Perez allowed a leadoff hit to Pence in the bottom of the eighth, and the Giant outfielder then stole second. Pinch hitter Gregor Blanco walked, but Crawford struck out and Hicks hit into a double play to waste a first-and-second, nobody out chance and keep the margin at a run. Gutierrez stayed in for the ninth and permitted a single and steal to Kemp, but nothing else.
Kenley Jansen entered for the save situation in the bottom of the ninth. It started well enough, as he struck out pinch hitter Hector Sanchez. Pagan reached on an infield hit, however, and Belt followed that with a sharp grounder up the left field line that slipped past Uribe. Belt made it into second standing up, and Pagan slid home with the tying run. Jansen managed to leave Belt at second to extend the game into extras.
Sergio Romo took the mound in the tenth, entering as part of a double switch: Sanchez remained behind the plate, and Posey was pulled from the game. (Yes, that Posey, the 2012 batting champion and MVP. No, I don't get it either.) Romo walked Puig with two outs but yielded nothing else. Jamey Wright worked the bottom of the tenth, allowing singles to Blanco and Crawford, who were then bunted over by Hicks. Sanchez walked to load the bases, and Pagan and Belt both flied out to leave the winning run at thrid.
Santiago Casilla relieved for the top of the eleventh, and allowed a single to Uribe and a double to Kemp - but Uribe was erased on a Federowicz double play ball before Kemp came up, keeping the rally from producing a run. Wright allowed a single to pinch hitter Joaquin Arias in the bottom of the inning, but Pence also hit into a double play, extending the game yet again. In the twelfth, Yusmeiro Petit served up a one-out double to Ramirez, but stranded him with an intentional walk to Gonzalez, a Puig flyout, and an Ethier groundout. Brandon League entered for the bottom of the inning and allowed a one-out Crawford single. Hicks grounded out to move the runner over, and a wild pitch placed him at third. With two outs, Sanchez fired a grounder off of Turner's glove and into center field, bringing the winning run home.

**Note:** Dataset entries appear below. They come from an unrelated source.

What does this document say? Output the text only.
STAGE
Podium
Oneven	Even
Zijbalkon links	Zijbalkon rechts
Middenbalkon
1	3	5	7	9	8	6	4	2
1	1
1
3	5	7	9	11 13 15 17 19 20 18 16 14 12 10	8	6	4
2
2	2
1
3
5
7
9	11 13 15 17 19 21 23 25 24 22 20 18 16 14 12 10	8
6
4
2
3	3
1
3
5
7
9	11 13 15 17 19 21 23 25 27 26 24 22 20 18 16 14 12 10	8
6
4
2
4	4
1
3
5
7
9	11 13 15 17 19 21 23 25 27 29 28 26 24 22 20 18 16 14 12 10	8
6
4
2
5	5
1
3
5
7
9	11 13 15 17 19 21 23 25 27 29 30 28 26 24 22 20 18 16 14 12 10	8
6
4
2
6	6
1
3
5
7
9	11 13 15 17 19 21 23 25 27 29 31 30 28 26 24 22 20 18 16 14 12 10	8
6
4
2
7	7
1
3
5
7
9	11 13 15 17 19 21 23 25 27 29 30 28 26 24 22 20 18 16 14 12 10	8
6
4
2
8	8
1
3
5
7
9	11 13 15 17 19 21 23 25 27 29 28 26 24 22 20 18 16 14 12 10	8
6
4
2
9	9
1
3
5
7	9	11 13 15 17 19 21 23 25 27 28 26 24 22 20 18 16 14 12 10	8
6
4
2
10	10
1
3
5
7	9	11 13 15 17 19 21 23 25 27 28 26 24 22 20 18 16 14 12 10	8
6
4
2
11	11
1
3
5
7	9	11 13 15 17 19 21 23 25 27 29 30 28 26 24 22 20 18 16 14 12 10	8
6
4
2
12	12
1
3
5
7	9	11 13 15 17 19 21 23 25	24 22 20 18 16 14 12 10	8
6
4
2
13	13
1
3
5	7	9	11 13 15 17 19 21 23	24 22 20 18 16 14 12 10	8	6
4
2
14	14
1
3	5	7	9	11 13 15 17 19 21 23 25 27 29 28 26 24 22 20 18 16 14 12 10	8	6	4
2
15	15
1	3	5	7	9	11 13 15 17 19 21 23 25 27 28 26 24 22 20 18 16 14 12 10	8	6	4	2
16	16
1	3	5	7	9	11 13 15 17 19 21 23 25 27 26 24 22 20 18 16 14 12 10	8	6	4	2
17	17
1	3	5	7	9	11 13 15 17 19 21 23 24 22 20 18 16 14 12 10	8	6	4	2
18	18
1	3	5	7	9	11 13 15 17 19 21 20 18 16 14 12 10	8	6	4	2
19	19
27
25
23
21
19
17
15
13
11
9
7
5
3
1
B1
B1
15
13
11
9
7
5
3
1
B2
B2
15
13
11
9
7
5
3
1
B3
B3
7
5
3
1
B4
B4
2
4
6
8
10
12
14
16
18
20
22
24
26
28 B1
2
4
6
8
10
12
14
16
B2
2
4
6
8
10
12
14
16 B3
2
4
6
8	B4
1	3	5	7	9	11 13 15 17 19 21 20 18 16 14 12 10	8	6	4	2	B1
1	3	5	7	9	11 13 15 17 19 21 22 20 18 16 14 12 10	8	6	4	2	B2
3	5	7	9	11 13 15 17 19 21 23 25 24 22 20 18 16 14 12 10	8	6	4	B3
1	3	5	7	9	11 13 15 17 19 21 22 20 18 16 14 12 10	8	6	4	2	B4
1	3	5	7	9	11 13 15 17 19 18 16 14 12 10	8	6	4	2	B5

Bruce Bochy made a number of decisions in this game that strike me as counterintuitive. He didn't hit for his pitcher, then pulled him before he threw another pitch anyway, he pinch-ran for one of his better hitters in the sixth inning of a tie game, and he double-switched the best player on the team out of the lineup. And yet, the decisions seem to have worked out reasonably well - Lincecum got the bunt down (albeit in an inning in which the bases were eventually left loaded) and the bullpen pitched well, Morse's eventual replacement reached base twice, and Hector Sanchez drove in the winning run in the twelfth from what would have been the pitcher's spot. Also, the team won the game. So it's possible Bochy knows what he's doing.
Just how good was this game? Let's run it through the "WPL Catnip" checklist:
Extra innings? Check (triple check, actually).
Runners on base? 29 left on between the two teams; that would seem to be plenty.
Late rallies? Game-tying one in the ninth, so check.
Close throughout? Never a margin of more than one run; I'd say that qualifies.
Runners on base? We talked about this already, but if you insist on more detail... LA left the bases loaded once, the Giants 3 times. They also left at least one runner in scoring position in 9 innings that aren't included in the bases-loaded count, and that also doesn't include the four double plays and one caught stealing that removed other runners that might have otherwise reached scoring position. There were only three 1-2-3 innings out of the 24 total half-innings played.
It was 12 innings of constant tension, and it adds up to a WPL of 6.55, the second-highest score of the year so far.